Is rock dead? And should we just retire the term?

The tragic decline of rock n' roll music has been something I have tried to ignore for the last decade. After a final burst of creativity in the early 90s, rock gave up the ghost; sales figures argue that rock is no longer a driving cultural force, and most new rock music sounds like a poor retread of stuff that came before. In fact sales of rock albums are so bad that the BBC said 2010 was the worst year for rock since 1960, which was the period between Elvis and the Beatles when music seemed to have really just given up. 

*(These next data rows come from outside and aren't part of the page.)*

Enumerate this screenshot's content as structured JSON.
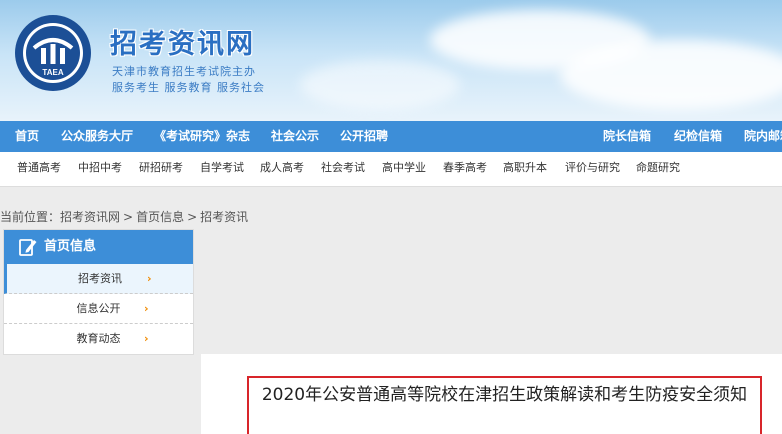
{
  "header": {
    "site_title": "招考资讯网",
    "org_name": "天津市教育招生考试院主办",
    "org_slogan": "服务考生 服务教育 服务社会",
    "logo_text": "TAEA"
  },
  "main_nav": {
    "items": [
      {
        "label": "首页"
      },
      {
        "label": "公众服务大厅"
      },
      {
        "label": "《考试研究》杂志"
      },
      {
        "label": "社会公示"
      },
      {
        "label": "公开招聘"
      },
      {
        "label": "院长信箱"
      },
      {
        "label": "纪检信箱"
      },
      {
        "label": "院内邮箱"
      }
    ]
  },
  "sub_nav": {
    "items": [
      {
        "label": "普通高考"
      },
      {
        "label": "中招中考"
      },
      {
        "label": "研招研考"
      },
      {
        "label": "自学考试"
      },
      {
        "label": "成人高考"
      },
      {
        "label": "社会考试"
      },
      {
        "label": "高中学业"
      },
      {
        "label": "春季高考"
      },
      {
        "label": "高职升本"
      },
      {
        "label": "评价与研究"
      },
      {
        "label": "命题研究"
      }
    ]
  },
  "breadcrumb": {
    "prefix": "当前位置：",
    "items": [
      "招考资讯网",
      "首页信息",
      "招考资讯"
    ],
    "separator": ">"
  },
  "sidebar": {
    "title": "首页信息",
    "items": [
      {
        "label": "招考资讯",
        "arrow": "›"
      },
      {
        "label": "信息公开",
        "arrow": "›"
      },
      {
        "label": "教育动态",
        "arrow": "›"
      }
    ]
  },
  "article": {
    "title": "2020年公安普通高等院校在津招生政策解读和考生防疫安全须知"
  },
  "colors": {
    "nav_blue": "#3d8ed8",
    "arrow_orange": "#f08a00",
    "title_border_red": "#d8252a"
  }
}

In light of this, the AV Club's Steve Hyden makes a convincing case to just simply retire the term 'rock' when we're talking about popular music. I sort of thought we did, but it turns out that magazines and the like have been using the term to try and foist hip hop artists on their middle aged readership. 

 

And yet we still have things like GQ’s “Gods Of Rock” cover from November, where hip-hop’s two biggest contemporary stars, Eminem and Lil Wayne, appear next to the living embodiment of rock’s indefatigable spirit, Keith Richards. Once upon a time, purists would’ve flipped over Eminem and Lil Wayne being “legitimized” with the “gods of rock” tag (whatever “gods of rock” is supposed to mean). Today, the photo seems wrong for a different set of reasons. Imagine Elvis Presley and Chuck Berry standing next to Glenn Miller under the headline “Gods Of Swing,” and you get the idea. 

 

The one argument that could be made is that rock itself is the most amorphous of terms. Does it have to be just guitar band music? I'm not sure what Buddy Holly would have thought about Nine Inch Nails, but they're both rock. It's a big tent, which Hyden acknowledges; does that big tent aspect mean that the harder, more youth-oriented, less fuck-music-ish hip hop should be considered rock? Is Odd Future rock? I think a song like Radicals is totally punk, and punk is a kind of rock.

What do you think? Do we need to let the term rock disappear into the past? And how does this paragraph make you feel:

 

Is it time to start talking about emerging rock bands plugging into “the heart of hip-hop”? Should rappers be claiming non-rap artists as their own, forming a new lake that all other musical tributaries lead to? It might only be a matter of time before music historians remember Led Zeppelin and Aerosmith for contributing drum parts to so many classic rap songs; The Beatles for inspiring parts of the Beastie Boys’ Paul’s Boutique; and King Crimson for supplying an awesome hook to “Power” from West’s My Beautiful Dark Twisted Fantasy.